I was doing drugs and I was witnessing to him about how he was not right with God and that Jesus came to give him eternal life and that God was real.
And I could feel the Holy Spirit speaking out of me toward him.
My friend, almost in tears said to me: “Phil, I hear what you are saying, and I wish it was true, but how can it be real when you are preaching to me while you are getting high.”
I started to respond with something like “God told Adam that all the herbs were given to us for our pleasure.”
He interrupted with: “Everyone knows that Christians don't do drugs.”
That was in March. For Christmas that year, my mom had given me a copy of the New International Version New Testament. I was hungry for spiritual things and I had started reading through it. I had just read this passage in Romans that morning. I had read that if I felt free to do something and it caused somebody else to miss the kingdom, then my freedom ends at the salvation of the other person.
I thought, if my so called freedom keeps him from heaven, what good is my right? His soul is more important than my freedom.
I looked at him and told him that in the name of the Lord I would never do drugs again. I flushed my drugs down the toilet, destroyed all my paraphernalia and asked him to reconsider his choice to reject Jesus.
But that is not the biggest miracle of this evening.
I was moving back home the next day. And my twin brother and I are very close.
Our mutual drug habit was a point that we really bonded over. I knew that if he wanted to get high with me, the temptation would be too great.

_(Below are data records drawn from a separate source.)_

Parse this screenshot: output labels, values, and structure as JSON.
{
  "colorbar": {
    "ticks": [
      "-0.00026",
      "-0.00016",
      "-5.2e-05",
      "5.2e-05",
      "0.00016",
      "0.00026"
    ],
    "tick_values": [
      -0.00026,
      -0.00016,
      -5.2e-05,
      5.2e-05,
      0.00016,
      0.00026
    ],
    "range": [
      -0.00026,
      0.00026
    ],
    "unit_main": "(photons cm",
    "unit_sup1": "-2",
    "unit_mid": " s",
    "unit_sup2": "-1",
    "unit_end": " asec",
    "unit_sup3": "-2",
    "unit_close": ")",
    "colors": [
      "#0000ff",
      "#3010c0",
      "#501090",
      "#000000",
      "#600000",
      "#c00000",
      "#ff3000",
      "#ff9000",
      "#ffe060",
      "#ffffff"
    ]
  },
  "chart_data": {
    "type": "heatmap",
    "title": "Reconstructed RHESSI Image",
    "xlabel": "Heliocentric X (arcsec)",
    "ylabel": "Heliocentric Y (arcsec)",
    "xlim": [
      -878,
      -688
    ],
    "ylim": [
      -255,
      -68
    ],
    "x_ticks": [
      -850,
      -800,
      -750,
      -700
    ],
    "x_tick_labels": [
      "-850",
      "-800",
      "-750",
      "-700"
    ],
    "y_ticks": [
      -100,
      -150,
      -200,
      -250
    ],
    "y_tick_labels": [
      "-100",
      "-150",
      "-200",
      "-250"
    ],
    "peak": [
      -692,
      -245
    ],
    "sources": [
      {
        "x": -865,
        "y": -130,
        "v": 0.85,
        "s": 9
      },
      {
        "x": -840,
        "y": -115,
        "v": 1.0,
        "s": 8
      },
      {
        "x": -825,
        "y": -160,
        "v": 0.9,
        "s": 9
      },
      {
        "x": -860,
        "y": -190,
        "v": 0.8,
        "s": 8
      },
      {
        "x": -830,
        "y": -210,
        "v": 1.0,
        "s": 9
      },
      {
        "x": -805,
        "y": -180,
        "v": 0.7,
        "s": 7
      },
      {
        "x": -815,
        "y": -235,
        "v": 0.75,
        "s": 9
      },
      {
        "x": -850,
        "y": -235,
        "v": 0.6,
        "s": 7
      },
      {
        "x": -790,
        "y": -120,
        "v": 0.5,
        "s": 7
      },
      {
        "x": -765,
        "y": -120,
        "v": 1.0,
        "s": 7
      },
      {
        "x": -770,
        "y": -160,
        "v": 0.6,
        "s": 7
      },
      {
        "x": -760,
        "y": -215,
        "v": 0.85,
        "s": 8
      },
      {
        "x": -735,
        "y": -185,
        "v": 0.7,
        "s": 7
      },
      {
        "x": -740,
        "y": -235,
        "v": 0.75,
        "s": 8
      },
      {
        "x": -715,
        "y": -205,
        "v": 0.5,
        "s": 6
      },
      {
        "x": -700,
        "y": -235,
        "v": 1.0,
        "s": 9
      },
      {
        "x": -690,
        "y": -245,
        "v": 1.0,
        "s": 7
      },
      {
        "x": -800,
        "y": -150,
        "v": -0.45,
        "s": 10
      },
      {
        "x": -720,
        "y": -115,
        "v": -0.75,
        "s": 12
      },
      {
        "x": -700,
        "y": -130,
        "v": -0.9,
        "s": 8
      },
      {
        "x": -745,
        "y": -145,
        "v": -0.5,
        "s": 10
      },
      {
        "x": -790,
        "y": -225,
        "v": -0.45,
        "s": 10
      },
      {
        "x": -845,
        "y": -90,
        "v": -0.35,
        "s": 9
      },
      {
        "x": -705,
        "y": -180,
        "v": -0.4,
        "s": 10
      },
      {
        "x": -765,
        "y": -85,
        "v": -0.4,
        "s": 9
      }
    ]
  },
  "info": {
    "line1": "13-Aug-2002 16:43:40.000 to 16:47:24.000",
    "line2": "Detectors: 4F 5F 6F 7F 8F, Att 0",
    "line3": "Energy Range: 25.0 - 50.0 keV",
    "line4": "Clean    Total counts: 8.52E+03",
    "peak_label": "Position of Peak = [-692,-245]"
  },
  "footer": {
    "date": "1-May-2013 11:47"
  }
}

It was 1:30 in the morning. I called him to tell him not to ask me to get high with him. However, just as he answered the phone he shouted that he had was just picking up the phone to call me.
I told him what I had to say was important and he said what he had to say was more important.
He told me that a Christian brother took him out after his second shift of work and that during the conversation, God convicted him of the sin of his drug habit. He told me not to ask him to get high with him.
The miracle was that God knows temptation, and the struggles we are in. So, 200 miles apart, at the exact same time, God, by His Holy Spirit, set us both free from the bondage we were in. And God used this scripture to do it in my life.
So. God's Word works.
The essential truth is this: We live for God and others.